(Reuters) – Homeowners who believe they were wrongly foreclosed upon will soon be able to request that their cases be reviewed as part of a government settlement with large lenders, a top bank regulator said on Monday.
As part of a settlement announced in April, 14 large mortgage servicers, including Bank of America Corp and JPMorgan Chase & Co, are required to hire independent consultants to review any foreclosures initiated in 2009 and 2010.
The goal is to identify foreclosures that were not properly handled by the banks so that these homeowners can be compensated for any financial harm.
Bank regulators have ordered the lenders to set up a single system where borrowers can request that their specific case be reviewed to ensure anyone with a grievance is not missed.
That system will be up and running in a few weeks, Acting Comptroller of the Currency John Walsh said on Monday.

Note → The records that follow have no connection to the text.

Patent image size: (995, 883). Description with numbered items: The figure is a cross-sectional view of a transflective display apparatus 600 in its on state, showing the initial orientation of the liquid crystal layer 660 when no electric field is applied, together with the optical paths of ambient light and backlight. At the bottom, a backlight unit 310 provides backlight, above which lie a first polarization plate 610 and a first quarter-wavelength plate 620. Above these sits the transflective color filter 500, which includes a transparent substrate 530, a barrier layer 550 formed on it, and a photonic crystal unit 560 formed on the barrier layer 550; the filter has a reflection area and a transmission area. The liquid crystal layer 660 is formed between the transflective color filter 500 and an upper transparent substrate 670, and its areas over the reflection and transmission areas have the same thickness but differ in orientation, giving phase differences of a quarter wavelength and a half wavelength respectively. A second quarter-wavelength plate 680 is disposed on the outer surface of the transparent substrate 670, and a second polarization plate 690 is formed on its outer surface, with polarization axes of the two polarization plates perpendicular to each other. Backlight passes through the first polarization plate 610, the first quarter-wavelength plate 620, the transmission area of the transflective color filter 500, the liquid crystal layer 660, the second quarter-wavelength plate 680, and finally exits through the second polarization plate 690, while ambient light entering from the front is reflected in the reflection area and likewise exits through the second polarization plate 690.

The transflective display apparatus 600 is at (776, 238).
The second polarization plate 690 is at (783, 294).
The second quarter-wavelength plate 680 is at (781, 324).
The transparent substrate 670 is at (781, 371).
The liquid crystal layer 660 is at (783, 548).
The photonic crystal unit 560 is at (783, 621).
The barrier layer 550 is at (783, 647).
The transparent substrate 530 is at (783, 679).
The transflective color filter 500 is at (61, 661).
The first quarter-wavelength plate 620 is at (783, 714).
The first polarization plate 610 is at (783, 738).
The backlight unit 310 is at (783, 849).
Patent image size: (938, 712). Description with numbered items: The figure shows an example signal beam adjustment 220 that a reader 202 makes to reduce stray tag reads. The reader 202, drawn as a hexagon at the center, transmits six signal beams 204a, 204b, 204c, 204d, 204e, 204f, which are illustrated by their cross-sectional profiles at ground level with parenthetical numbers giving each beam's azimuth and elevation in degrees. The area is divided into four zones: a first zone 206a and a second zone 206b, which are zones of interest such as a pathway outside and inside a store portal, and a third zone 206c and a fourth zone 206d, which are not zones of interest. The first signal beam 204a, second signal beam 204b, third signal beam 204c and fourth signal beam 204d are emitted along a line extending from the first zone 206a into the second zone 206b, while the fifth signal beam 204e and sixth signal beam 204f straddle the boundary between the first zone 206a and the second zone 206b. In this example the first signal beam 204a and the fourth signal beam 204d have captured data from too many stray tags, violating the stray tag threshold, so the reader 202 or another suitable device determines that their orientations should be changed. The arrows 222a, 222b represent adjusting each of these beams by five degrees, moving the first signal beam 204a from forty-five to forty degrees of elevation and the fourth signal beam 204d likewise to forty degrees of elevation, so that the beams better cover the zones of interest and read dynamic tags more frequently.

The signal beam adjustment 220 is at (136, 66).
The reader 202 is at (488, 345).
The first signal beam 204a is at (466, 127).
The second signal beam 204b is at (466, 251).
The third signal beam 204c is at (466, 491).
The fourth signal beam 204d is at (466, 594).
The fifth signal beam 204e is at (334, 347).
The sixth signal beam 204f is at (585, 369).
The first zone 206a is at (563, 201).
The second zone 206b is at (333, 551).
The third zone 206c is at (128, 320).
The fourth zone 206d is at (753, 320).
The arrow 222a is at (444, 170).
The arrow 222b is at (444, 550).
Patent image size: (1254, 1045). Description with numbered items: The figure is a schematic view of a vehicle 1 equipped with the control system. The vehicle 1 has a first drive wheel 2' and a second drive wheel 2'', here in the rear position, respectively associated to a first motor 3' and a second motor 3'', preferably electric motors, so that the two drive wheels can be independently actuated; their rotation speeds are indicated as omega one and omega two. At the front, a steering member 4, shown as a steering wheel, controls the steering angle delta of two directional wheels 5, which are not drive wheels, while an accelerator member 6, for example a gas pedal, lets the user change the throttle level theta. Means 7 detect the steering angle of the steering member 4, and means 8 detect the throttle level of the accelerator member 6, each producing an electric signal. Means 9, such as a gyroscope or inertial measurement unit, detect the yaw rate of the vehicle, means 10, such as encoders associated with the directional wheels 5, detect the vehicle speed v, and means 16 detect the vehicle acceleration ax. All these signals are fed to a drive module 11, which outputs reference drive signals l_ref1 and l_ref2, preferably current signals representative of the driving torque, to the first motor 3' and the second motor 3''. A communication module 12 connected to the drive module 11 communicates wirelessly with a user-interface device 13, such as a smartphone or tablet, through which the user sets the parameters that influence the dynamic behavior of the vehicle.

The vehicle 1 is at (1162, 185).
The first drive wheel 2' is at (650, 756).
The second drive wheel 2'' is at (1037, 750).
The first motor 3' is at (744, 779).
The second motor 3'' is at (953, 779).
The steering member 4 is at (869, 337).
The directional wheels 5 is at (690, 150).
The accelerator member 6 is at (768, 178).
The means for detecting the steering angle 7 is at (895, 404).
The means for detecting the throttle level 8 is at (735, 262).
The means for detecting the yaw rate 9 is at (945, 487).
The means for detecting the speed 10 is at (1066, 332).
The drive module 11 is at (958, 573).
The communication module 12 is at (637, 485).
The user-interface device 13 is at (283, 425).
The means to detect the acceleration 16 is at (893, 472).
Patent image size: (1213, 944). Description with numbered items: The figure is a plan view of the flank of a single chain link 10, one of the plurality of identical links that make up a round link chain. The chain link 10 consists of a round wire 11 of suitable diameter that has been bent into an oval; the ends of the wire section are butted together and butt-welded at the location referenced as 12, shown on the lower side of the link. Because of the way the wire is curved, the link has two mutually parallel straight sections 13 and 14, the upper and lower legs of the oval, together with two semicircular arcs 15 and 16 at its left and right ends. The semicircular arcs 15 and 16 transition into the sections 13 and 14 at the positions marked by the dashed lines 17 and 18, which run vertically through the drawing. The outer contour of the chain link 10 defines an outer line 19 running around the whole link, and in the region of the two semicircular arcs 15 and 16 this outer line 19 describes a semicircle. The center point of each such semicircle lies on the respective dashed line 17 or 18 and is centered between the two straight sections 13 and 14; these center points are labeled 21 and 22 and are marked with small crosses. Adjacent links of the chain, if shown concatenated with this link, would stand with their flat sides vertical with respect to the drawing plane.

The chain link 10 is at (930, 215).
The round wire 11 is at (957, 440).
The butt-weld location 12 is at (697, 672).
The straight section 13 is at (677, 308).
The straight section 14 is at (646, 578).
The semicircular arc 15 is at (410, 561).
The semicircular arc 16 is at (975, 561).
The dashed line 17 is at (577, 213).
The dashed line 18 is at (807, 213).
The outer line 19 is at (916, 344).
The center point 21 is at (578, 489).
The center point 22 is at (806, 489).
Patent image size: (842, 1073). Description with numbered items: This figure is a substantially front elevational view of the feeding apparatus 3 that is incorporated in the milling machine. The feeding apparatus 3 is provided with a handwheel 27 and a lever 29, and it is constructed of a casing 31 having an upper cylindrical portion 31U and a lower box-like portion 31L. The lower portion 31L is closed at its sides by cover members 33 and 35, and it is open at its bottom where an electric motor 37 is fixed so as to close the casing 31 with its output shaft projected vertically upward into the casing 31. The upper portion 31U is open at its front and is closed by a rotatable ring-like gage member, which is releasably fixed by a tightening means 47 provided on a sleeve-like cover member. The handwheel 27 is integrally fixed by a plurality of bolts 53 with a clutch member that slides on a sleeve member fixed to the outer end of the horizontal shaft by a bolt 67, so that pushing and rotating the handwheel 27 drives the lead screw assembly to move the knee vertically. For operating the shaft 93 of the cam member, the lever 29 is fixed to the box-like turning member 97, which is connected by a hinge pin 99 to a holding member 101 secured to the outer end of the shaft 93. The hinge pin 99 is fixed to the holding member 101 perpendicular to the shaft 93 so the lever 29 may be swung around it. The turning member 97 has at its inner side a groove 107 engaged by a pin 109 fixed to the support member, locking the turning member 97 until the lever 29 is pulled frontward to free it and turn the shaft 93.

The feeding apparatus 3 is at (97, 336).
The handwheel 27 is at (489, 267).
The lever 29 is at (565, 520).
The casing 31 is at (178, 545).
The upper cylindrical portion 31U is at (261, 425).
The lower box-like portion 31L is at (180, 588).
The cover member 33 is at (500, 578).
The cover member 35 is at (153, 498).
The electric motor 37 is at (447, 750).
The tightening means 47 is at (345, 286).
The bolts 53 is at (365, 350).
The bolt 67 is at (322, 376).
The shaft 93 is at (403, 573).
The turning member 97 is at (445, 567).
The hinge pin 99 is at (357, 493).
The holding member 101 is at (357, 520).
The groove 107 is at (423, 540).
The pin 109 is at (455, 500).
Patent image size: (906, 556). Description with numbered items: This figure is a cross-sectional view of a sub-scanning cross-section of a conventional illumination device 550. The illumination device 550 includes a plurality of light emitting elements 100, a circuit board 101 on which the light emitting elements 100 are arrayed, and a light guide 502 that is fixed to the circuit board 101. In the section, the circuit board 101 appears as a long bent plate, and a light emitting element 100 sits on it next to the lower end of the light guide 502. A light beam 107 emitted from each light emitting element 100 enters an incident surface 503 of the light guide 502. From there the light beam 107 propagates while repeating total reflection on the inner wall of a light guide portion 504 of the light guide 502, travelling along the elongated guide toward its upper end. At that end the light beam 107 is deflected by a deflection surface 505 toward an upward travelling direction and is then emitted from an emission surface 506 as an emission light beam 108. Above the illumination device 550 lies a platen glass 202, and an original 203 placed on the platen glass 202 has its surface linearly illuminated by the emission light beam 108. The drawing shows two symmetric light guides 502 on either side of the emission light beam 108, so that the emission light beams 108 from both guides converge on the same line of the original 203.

“As we explored the best means of ensuring that injured homeowners had the opportunity to seek relief, it became clear that what was needed was a robust, transparent and accessible complaint process that will give borrowers the opportunity to request an independent foreclosure review,” Walsh said in a speech at a conference hosted by The American Banker.
The consultants hired by the banks, with the approval of regulators, will launch an advertising campaign to reach out to borrowers and a common website will be created where complaints can be filed, Walsh said.
The government for months has been probing banks and other firms for shoddy mortgage practices, including the use of “robo-signers” to sign hundreds of unread foreclosure documents a day.
Along with the banking regulators, the Justice Department and states are also negotiating with banks over their foreclosure problems.
Bank regulators moved first in April and have said the consultants’ reviews will be used to determine what type of fines large banks and other mortgage servicers will have to pay for past problems.